Die Antwort des Glaubens als Umkehr

Die Antwort des Glaubens ist ganz menschliche Entscheidung und doch auch ganz Geschenk des Heiligen Geistes (vgl. Mk 1,15: Tut Buße, kehrt um! Joh 3,3: Neugeburt durch den Geist). Evangelisierende Christen bitten ihre Mitmenschen um die Antwort des Glaubens (2 Kor 5,20), sie laden dazu ein, doch dürfen sie auf keinen Fall Menschen zur Umkehr zwingen. Auf das Evangelium der Liebe Gottes ist nur die freie Antwort der Liebe möglich. Diese Umkehr kann sich in einem starken religiösen Gefühl zeigen, doch viel mehr in einer neuen Lebensorientierung: Menschen halten sich zur Gemeinschaft der Christen und bemühen sich um eine Lebensethik, die dem Evangelium entspricht.

Wortzeugnis und Tatzeugnis – Verkündigung und Barmherzigkeit

Menschen müssen das Evangelium nicht nur hören, sondern auch erleben. Schon bei Jesus gehören Worte und Taten immer zusammen. Die Predigt des Evangeliums und die Heilung der Kranken, Verkündigung und Barmherzigkeit sind wie zwei Seiten einer Medaille. Je nach Situation kann das eine oder das andere im Vordergrund stehen. Während die Gemeinde in ihrem diakonischen Tun zum Wohl des Menschen mit vielen anderen Werken und Menschen Hand in Hand zusammen arbeiten kann, ist der Auftrag der Verkündigung des Evangeliums das Proprium der christlichen Gemeinde.

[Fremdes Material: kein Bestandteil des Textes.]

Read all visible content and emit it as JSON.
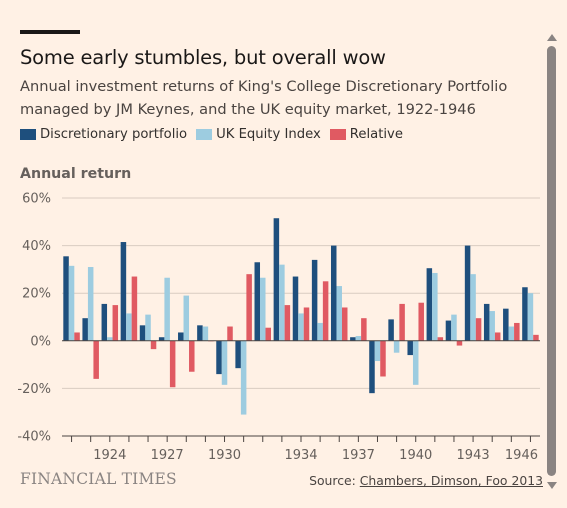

Die Gemeinde ist Träger der Evangelisation

Evangelisation ist Aufgabe und Berufung der ganzen Gemeinde, in der das Evangelium Jesu gepredigt und gelebt wird. Dass die Liebe und die Gerechtigkeit Gottes bei den Menschen wirklich ankommen, hängt ab von der Offenheit von Gemeinden und der Atmosphäre der Liebe und des Angenommenseins in den Gemeinden. Einzelne Christen, die evangelistisch besonders begabt sind, können ihrer Berufung zum Zeugnis unter „Nichtchristen“ stark leben, wenn sie sich von der Gemeinde getragen und beauftragt wissen. Denn Menschen, die sich für das Evangelium öffnen, werden ihren Platz in der Gemeinde finden.

Evangelisation muss dem Evangelium, den Menschen und ihrer Situation angemessen sein

Evangelisation läuft immer über Beziehungen. Christen bezeugen ihren Glauben in dem Umfeld, in dem sie leben (1 Petr 3,15). Besondere evangelistische Aktivitäten der Gemeinde haben ihren Platz, wenn sie in ihrer Sprache und Art den Menschen und ihren Situationen angemessen sind. In Athen hielt Paulus eine philosophische Rede (Apg 17,16ff), in Korinth wirkte Paulus in Synagogen und Häusern (Apg 18), in Ephesus in einer Schule (Apg 19,9). Weil Menschen heute sehr nach Symbolen suchen, spielen in der Evangelisation zeichenhafte Handlungen wieder eine größere Rolle.